A vigilância e a oração nos manterão equilibrados para não nos deixarmos ser influenciados por estas forças. Mas também, devemos explorar novas formas de pensar e reagir a eventos traumáticos, para que nós, enquanto comunidade não fiquemos presos a ciclos de retaliação violentos. De um modo geral, toda violência leva a um trauma, e um trauma não curado, por sua vez, pode dar origem a outro ato violento, e assim, a cada vez menos segurança.

O passado não está morto. Na verdade, nem é passado.

William Faulkner (romancistas)

Emmanuel, nos lembra que os criminosos de ontem somos nós, hoje. E os Espíritos nos ensinam que os criminosos de hoje são tão nosso próximo, como o melhor dos homens. A alma revoltada, portadora de um comportamento humano causador de relevante e intolerável perigo de lesão à sociedade, foi criada como a de cada um de nós, para se aperfeiçoar, crescer e alcançar a plenitude, deixando brilhar a sua própria luz.

Cada um faz o seu caminho e este, assim como nosso semblante, é diferente em cada um de nós.

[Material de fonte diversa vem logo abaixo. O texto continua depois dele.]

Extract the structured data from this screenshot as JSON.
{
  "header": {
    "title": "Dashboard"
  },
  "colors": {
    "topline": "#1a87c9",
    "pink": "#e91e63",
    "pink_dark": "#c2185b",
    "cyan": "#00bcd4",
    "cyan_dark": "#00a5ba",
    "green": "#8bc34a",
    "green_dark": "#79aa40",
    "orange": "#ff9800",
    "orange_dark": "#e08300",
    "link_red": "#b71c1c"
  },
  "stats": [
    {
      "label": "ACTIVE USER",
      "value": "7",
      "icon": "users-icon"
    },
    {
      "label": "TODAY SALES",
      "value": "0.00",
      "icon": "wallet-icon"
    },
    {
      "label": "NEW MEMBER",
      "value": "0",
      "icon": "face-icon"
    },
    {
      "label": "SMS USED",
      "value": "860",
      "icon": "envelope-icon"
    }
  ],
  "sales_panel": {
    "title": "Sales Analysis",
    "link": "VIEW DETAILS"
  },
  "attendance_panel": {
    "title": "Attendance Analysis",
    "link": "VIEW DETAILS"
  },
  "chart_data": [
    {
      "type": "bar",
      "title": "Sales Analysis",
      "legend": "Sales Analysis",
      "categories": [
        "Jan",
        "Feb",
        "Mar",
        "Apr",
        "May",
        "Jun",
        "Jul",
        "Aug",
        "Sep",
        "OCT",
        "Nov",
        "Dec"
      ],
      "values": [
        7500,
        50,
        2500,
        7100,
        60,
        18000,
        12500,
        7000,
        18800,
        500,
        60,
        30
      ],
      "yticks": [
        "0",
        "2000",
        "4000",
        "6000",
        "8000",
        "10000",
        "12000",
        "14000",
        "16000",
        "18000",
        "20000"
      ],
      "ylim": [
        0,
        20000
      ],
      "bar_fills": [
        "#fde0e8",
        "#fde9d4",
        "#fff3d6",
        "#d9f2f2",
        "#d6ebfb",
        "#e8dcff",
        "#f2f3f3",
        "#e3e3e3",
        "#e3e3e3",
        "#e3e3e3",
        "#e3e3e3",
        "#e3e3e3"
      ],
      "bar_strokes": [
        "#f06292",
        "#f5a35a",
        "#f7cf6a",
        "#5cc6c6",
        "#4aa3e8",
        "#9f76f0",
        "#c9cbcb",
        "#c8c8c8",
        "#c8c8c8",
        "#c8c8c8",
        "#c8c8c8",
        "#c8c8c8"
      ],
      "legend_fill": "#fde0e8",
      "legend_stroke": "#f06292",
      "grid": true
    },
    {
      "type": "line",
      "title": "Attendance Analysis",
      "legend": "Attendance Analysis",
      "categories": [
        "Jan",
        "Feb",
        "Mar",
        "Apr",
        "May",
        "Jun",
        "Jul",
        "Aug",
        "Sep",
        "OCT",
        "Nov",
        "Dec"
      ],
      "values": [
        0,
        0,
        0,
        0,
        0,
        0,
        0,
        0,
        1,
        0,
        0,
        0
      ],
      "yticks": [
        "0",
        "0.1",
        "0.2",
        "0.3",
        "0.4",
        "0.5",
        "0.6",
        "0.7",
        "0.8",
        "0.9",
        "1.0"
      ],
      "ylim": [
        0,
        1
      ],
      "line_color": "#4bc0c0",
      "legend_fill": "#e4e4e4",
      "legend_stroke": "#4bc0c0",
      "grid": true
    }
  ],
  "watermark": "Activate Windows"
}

Entretanto, quando o outro é desumanizado, os padrões morais de sacralidade da vida não se aplicam. Logo ganha força uma perigosa análise simplista, com soluções igualmente simplistas: se as pessoas ou grupos ‘malévolos’ são a causa, então a solução é nos separarmos deles, ou seja, de alguma forma nos livrarmos deles, e, para isso, até mesmo matá-los. Assim, quando optamos por esse entendimento, nós é que vivemos encarcerados, entre os muros do nosso egoísmo.

No momento em que a sociedade responde a uma violência de forma violenta, entramos numa engrenagem circular: se a cura dessas feridas no tecido social precisa aguardar uma eclosão de segurança e paz e se o trauma não curado contribui para ciclos violentos, pode haver paz sem cura? Pode haver cura sem paz? A porta de escape nesse caso é o perdão, proveniente de uma escolha nossa, e não prêmio como ato vinculado ao merecimento alheio.

Um homem, como eu, com o seu mal e com o seu bem, com as suas sombras e com as suas luzes, com a sua incomparável riqueza e a sua espantosa miséria. Eis que então nasce, do horror, a compaixão.

Francesco Carnelutti

Por fim, sempre nos cabe orar com amorosidade e fé pelos que hoje ainda insistem em realizar escolhas equivocadas, assistir-lhes o Espírito durante o tempo que ainda haja de passar na Terra, ou fora dela, para que sejam tocados de arrependimento. Quando escolhemos agir de maneiras inovadoras o cérebro forma novas conexões neurais. Em todo caso, para todos nós que ainda temos no nosso íntimo o bem e o mal, o reconhecimento sobre a necessidade de pensar de outras formas abre caminho para o crescimento. Claro, sem esquecer o reconhecimento de assumirmos a responsabilidade pelas nossas escolhas e a inequívoca imposição de acolher as consequências, para em seguida promover a reparação. A mudança começa comigo, com você, conosco.

 

“O mau, o criminoso não é, na realidade, mais do que um Espírito novo e ignorante em que a razão não teve tempo de amadurecer (...). É por isso que as penalidades infligidas deveriam ser estabelecidas de modo a obrigarem o condenado a refletir, a instruir-se, a esclarecer-se, a emendar-se. A sociedade deve corrigir com amor e não com ódio, sem o que se torna criminosa.

(...) O Espírito só está verdadeiramente preparado para a liberdade no dia em que as leis universais, que lhe são externas, se tornem internas e conscientes pelo próprio fato de sua evolução. Nesse dia, terá atingido o ponto moral em que o homem se possui, domina e governa a si mesmo.”